Há convergência entre todos os lados sobre o conteúdo dos arquivos. O primeiro reunia trechos de um contrato de R$ 129 milhões firmado entre o Banco Master e a advogada Viviane Barci de Moraes, esposa do ministro Alexandre de Moraes, documento que, segundo a investigação, teria sido enviado por ela ao banqueiro. O segundo tratava do ministro Dias Toffoli e de sua ex-esposa, Roberta Rangel, com foco no resort Tayayá, que recebeu aporte de R$ 20 milhões de um fundo gerido pelo cunhado de Vorcaro. Parte desses dados chegou a embasar um pedido de suspeição contra Toffoli no Supremo.
As ênfases da cobertura divergem. Veículos de direita destacaram o conteúdo dos arquivos e as relações financeiras entre ministros do STF e o banqueiro investigado, tratando os valores e os aportes como perguntas ainda abertas sobre a proximidade entre a Corte e o setor financeiro. Veículos de esquerda enfatizaram o desvio de conduta do servidor, a tentativa de instrumentalizar a Polícia Federal contra a Corte e a proteção constitucional ao sigilo da fonte jornalística, além de registrarem que o ministro Gilmar Mendes saiu em defesa do Supremo e classificou como 'erro crasso' o relato sobre uma suposta delação seletiva.

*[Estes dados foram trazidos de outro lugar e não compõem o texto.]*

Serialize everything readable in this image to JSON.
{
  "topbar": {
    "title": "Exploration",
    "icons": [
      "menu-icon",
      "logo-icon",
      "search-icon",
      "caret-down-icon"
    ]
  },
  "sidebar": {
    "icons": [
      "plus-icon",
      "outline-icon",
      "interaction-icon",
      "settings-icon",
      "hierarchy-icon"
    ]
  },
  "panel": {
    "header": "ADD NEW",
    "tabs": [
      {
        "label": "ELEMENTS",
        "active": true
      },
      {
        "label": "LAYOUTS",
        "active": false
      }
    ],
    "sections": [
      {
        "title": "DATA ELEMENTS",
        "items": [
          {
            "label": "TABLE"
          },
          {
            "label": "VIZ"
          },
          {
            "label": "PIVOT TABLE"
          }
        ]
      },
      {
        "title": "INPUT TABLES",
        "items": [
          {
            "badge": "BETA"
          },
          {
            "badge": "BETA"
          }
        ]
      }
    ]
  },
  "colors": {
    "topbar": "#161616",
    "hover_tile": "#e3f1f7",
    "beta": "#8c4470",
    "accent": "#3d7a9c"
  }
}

Ambos os lados concordam que a PF afirma preservar o direito ao sigilo da fonte e investigar exclusivamente a conduta do servidor público, já que qualquer diligência envolvendo ministros exige, por lei, autorização e supervisão da própria Corte.
O que ainda não se sabe é a versão da defesa do perito, que não foi ouvida nas reportagens, e até onde vão os desdobramentos sobre as relações entre ministros do STF e Daniel Vorcaro, frente que o próprio Gilmar Mendes descreveu como a única ainda não esclarecida no caso Banco Master. Também permanece indefinido se essa apuração integra a Operação Compliance Zero ou tramita como investigação distinta.